Large-scale dynamics of equity markets of variable size: an empirical analysis
Stochastic portfolio theory (SPT) is concerned with the dynamic properties of large equity markets, especially over long time horizons, and often with a focus on the distribution of capital. While the theoretical literature is well developed, the empirical literature is much less so (with some notable exceptions). In this work we perform a comprehensive empirical analysis of the large-scale behavior of the U.S. public equity universe, with a focus on the role of listing and de-listing events. Such events have a profound impact on the distribution of capital. They also produce severe biases in various established statistical procedures that do not take these events into account. This phenomenon explains various counterintuitive results that arise when one tries to fit standard models, such as so-called rank-based models, to observed volatilities, collision rates, and long-term capital distributions. We develop procedures that correct for these biases, and find that the corrected estimates are remarkably consistent with the relationship between volatilities, local correlations, collision rates, and particle densities predicted by simple diffusion models.

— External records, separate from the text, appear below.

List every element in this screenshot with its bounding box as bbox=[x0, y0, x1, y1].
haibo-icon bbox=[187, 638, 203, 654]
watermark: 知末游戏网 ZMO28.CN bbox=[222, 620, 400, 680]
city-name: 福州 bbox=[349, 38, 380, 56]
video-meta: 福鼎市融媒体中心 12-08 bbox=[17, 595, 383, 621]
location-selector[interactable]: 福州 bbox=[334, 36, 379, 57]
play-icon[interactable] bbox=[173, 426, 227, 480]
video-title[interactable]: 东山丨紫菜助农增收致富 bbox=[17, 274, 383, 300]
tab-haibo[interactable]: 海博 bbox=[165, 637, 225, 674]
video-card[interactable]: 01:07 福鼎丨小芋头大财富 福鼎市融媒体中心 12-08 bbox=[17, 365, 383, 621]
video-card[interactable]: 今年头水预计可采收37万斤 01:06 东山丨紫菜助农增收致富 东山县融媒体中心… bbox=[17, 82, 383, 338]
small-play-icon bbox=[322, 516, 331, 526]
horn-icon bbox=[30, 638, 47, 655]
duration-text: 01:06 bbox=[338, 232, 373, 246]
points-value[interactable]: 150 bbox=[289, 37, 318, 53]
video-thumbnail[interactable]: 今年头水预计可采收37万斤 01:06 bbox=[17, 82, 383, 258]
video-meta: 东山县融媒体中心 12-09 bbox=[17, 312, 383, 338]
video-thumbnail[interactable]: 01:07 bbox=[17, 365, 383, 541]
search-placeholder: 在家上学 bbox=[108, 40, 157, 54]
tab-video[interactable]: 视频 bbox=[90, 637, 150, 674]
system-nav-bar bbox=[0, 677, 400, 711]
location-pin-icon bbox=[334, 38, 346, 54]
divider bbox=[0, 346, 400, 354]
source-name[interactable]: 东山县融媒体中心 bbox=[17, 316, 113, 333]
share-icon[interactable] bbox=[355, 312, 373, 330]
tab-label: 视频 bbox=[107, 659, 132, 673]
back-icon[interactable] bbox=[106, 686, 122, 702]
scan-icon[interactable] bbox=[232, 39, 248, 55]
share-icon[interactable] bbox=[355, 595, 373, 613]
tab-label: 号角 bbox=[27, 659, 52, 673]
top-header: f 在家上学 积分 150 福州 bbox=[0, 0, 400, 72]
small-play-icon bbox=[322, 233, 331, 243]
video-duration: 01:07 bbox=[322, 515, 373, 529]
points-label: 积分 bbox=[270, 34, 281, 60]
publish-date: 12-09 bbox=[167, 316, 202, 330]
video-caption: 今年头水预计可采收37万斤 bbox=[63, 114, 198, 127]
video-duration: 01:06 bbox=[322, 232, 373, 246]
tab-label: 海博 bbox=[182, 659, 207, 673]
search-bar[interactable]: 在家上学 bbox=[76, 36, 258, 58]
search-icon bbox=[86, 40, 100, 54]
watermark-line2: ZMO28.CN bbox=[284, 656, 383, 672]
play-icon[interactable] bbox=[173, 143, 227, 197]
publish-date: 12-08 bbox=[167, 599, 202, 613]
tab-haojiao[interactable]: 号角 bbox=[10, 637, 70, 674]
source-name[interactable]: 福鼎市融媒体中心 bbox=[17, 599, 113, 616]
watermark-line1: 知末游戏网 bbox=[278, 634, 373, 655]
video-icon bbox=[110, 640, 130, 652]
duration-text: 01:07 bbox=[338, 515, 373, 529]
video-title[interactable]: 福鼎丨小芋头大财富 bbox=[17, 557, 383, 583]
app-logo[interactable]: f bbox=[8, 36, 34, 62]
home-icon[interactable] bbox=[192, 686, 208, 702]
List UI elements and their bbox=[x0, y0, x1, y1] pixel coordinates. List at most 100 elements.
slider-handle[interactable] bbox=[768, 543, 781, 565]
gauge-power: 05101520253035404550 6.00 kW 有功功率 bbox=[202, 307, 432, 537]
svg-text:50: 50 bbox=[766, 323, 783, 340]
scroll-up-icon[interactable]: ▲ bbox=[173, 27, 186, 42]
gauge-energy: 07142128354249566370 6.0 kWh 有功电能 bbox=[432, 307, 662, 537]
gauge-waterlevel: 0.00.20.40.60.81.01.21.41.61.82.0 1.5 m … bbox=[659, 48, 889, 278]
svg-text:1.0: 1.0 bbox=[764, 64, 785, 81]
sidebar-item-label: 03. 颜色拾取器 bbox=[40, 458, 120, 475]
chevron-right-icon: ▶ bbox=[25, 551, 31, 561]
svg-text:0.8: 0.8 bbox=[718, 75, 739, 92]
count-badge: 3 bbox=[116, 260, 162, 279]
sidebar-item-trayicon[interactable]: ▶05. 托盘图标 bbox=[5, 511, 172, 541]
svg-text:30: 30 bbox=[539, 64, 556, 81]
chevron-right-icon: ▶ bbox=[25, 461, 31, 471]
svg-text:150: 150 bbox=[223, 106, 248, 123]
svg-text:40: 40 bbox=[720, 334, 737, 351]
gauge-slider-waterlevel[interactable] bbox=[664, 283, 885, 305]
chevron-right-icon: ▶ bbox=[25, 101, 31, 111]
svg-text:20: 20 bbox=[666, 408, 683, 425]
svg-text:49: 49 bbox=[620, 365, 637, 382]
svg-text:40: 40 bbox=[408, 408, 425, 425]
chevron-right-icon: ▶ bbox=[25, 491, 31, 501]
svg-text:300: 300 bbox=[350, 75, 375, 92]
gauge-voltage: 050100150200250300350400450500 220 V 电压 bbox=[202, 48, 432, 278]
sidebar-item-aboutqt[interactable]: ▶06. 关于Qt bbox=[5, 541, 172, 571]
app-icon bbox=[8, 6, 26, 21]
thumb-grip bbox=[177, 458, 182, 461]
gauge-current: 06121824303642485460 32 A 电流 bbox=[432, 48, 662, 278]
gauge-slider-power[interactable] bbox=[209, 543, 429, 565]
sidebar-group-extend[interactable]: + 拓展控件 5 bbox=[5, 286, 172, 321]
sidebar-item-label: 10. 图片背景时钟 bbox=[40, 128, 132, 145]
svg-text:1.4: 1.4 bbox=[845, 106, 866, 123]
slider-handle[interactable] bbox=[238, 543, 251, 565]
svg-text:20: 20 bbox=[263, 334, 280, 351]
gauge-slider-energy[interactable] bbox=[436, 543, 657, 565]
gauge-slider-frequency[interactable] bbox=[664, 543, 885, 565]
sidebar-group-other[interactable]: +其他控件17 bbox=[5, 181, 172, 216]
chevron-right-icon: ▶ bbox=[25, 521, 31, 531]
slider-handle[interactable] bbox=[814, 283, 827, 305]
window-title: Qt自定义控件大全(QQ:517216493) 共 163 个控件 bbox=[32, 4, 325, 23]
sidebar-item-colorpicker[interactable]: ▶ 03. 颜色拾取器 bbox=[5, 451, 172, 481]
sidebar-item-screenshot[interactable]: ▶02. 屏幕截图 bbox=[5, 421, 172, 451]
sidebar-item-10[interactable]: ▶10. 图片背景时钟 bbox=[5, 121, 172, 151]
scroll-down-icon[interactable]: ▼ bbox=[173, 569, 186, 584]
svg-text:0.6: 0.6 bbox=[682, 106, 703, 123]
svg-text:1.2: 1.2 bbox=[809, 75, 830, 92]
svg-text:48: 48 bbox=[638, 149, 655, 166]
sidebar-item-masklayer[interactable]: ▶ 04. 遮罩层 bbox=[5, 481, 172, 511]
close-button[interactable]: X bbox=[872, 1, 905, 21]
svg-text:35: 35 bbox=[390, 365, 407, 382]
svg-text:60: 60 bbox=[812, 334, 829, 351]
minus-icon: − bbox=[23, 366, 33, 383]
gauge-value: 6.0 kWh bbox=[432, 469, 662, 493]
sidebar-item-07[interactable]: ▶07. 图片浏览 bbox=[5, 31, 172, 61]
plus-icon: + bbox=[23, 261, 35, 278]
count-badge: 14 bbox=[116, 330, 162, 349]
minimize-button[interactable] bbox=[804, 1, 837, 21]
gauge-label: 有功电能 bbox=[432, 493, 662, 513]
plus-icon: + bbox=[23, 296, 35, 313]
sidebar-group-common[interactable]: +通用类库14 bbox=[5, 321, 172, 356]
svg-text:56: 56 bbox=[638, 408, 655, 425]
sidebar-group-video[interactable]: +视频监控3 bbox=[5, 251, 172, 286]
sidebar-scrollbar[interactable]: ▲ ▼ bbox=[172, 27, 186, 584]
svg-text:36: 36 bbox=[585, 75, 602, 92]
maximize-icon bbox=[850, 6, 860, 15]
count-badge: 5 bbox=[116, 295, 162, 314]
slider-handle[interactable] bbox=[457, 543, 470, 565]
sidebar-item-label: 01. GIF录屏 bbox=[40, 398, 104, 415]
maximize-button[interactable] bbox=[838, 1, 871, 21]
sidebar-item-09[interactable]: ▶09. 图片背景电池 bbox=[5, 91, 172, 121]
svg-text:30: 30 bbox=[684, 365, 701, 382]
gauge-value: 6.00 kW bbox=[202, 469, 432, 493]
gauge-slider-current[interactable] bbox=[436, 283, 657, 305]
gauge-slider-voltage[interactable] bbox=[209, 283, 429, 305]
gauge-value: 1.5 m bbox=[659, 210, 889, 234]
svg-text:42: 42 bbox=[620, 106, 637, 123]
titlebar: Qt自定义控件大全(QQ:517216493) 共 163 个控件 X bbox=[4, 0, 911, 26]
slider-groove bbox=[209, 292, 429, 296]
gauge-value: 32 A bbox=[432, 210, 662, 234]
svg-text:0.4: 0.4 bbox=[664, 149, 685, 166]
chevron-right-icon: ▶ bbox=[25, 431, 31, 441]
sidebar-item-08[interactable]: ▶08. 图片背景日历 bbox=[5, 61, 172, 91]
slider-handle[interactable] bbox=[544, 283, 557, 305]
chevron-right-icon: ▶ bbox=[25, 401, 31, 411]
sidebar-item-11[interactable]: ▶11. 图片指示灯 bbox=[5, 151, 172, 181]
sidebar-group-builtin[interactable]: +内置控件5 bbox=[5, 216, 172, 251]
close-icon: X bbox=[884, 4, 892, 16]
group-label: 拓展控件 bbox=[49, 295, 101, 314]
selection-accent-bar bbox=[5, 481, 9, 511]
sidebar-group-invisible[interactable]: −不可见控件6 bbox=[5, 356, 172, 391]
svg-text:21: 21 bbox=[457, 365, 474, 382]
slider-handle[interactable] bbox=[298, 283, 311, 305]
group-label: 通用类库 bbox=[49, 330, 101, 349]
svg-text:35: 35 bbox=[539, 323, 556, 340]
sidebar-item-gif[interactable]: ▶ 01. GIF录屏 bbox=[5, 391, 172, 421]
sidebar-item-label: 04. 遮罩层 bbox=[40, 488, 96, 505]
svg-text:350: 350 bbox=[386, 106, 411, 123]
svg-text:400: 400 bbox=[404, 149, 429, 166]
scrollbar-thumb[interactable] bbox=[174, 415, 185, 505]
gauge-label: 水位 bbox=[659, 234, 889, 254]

Bio: Martin Larsson is a professor in the Department of Mathematical Sciences at Carnegie Mellon University working in mathematical finance, probability theory, stochastic analysis, and statistics. Before joining CMU in 2019, he was an Assistant Professor of Mathematical Finance at the Department of Mathematics at ETH Zurich. He holds a PhD in Operations Research and Information Engineering from Cornell University, and was a postdoctoral fellow at the Swiss Finance Institute at EPFL in Lausanne. He is the mathematics representative on the Steering Committee of the Master of Science in Computational Finance (MSCF) program at CMU.